The Arizona House on Monday passed a bill that would strengthen the criminal history process for licensed massage therapists.
HB 2438 would require massage therapists to have fingerprint authorization cards as of January 2023 for initial licensing and license renewal. The legislation would also require state regulators to post all disciplinary and non-disciplinary actions taken against licensed massage therapists online.
The House on Monday approved the measure with a 43-15 votes. The legislation now moves to the Arizona Senate for consideration.
At this moment, the Arizona State Board of Massage Therapy only lists disciplinary action for massage therapists on its online database of massage therapists. This means that consumers do not know if a therapist has received a complaint, only received a warning letter, which may be a sign of concerning behavior.
The bipartisan bill, sponsored by Rep. Jennifer Longdon, D-Phoenix, results from The Arizona Republic Five-Month Investigation last year in sexual abuse complaints against massage therapists. The Republic investigation found that the licensing board gave many therapists a second chance when they are accused of fondling or sexually abusing their clients. This puts customers at risk, and there is very little they can do to protect themselves.
Arizona Governor Doug Ducey, who appoints massage board members, replaced the entire massage therapy board following the investigation of the Republic. Ducey said in a statement at the time, “It is critical that the State Board of Massage Therapy protect massage clients, especially those in a vulnerable position.” Ducey said he was confident his new people would.
Longdon was a massage therapist and spa consultant before her career ended in 2004, when she was paralyzed in a drive-by shooting.

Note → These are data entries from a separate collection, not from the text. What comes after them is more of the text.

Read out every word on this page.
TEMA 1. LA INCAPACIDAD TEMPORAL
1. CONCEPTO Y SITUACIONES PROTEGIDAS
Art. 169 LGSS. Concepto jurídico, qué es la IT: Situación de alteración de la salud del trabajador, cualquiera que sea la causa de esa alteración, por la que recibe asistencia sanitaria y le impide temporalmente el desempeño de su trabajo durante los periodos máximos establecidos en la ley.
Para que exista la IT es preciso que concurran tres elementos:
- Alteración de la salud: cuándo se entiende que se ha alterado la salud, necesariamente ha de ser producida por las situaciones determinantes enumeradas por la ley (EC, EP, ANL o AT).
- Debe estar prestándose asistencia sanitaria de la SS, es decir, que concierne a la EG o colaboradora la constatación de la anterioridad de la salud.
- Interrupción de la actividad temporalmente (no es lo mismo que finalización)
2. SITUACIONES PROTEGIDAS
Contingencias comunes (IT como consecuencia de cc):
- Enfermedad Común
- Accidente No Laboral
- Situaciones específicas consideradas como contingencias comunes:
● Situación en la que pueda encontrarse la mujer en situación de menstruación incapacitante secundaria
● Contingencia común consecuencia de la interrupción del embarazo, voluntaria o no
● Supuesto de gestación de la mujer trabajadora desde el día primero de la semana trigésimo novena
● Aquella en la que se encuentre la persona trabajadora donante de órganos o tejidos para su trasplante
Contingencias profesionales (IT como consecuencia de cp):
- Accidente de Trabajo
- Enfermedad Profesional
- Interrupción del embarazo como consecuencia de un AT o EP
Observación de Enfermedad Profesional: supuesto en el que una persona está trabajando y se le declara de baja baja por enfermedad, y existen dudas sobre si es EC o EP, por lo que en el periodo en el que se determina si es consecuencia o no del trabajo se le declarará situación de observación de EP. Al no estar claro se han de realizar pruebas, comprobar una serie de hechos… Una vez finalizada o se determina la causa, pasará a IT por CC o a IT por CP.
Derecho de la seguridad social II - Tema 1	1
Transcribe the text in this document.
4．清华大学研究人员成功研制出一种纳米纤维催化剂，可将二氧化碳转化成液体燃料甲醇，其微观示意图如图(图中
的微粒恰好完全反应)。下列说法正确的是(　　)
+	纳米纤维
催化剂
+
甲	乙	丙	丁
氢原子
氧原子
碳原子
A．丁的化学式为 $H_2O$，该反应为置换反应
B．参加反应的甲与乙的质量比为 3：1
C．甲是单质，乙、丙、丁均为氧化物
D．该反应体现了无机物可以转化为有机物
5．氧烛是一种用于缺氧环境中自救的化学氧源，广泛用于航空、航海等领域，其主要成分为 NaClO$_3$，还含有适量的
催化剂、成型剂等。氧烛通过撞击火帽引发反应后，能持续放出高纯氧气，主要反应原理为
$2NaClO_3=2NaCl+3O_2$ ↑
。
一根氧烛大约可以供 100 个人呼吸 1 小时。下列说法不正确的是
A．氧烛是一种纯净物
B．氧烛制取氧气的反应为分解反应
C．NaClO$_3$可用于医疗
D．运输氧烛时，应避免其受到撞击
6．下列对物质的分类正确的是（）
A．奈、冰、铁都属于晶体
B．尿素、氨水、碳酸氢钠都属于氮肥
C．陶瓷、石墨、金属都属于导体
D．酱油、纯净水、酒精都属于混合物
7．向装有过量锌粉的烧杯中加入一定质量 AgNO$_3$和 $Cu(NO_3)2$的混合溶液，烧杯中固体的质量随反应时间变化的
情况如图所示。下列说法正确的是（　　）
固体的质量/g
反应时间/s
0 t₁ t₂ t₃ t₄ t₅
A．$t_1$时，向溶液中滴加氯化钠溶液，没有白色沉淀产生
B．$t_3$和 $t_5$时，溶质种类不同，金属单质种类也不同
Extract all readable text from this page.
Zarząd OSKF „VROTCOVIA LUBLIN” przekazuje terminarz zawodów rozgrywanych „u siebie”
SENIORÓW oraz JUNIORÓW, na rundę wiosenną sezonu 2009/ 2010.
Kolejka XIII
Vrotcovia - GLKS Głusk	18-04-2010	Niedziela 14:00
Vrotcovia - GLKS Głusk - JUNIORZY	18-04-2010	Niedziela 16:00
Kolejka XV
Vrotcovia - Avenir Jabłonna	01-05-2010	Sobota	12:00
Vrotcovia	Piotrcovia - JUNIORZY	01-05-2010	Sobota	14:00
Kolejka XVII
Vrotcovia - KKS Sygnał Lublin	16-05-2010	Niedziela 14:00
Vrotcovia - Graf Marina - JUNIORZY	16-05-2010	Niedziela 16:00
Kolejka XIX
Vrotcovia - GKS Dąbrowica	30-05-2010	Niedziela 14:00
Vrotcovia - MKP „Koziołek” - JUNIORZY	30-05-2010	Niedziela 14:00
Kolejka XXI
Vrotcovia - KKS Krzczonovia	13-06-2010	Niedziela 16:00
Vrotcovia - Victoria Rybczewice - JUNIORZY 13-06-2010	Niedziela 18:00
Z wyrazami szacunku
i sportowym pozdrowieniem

His bill would require an applicant to have a valid card fingerprint clearance card to obtain a massage license or to renew a license. Fingerprint cards are required under state law in various professions, including teachers, school bus drivers, and people who work in classrooms.
As part of the fingerprint clearance process, the Arizona Department of Public Safety reviews a person’s criminal history. They are not eligible to receive a card if they have been convicted of certain crimes.
The current background check process is slightly different for massage therapists: applicants are not required to have fingerprint clearance cards. Instead, they submit their fingerprints to the Massage Board, which sends them to the Arizona Department of Public Safety for federal and state criminal record checks. Board staff then reviews the results.
Members of the Arizona Massage Board have not yet voted to take a position on the legislation. At a meeting in January, council investigator David Elson raised concerns about replacing the current criminal history process for fingerprint cards. The current process allows counsel to learn important details about a plaintiff’s criminal history, he said, including the original offense the person was charged with and whether the person accepted a plea deal. for a lesser violation.
Prostitution charges, for example, are routinely reduced to lesser offenses of trespassing or disorderly conduct through plea agreements. Elson said knowing these details is important when deciding whether to issue a license or renew a license.
Longdon on Monday introduced an amendment to its legislation that retains the board’s current background check process while adding fingerprint clearance cards for massage therapists.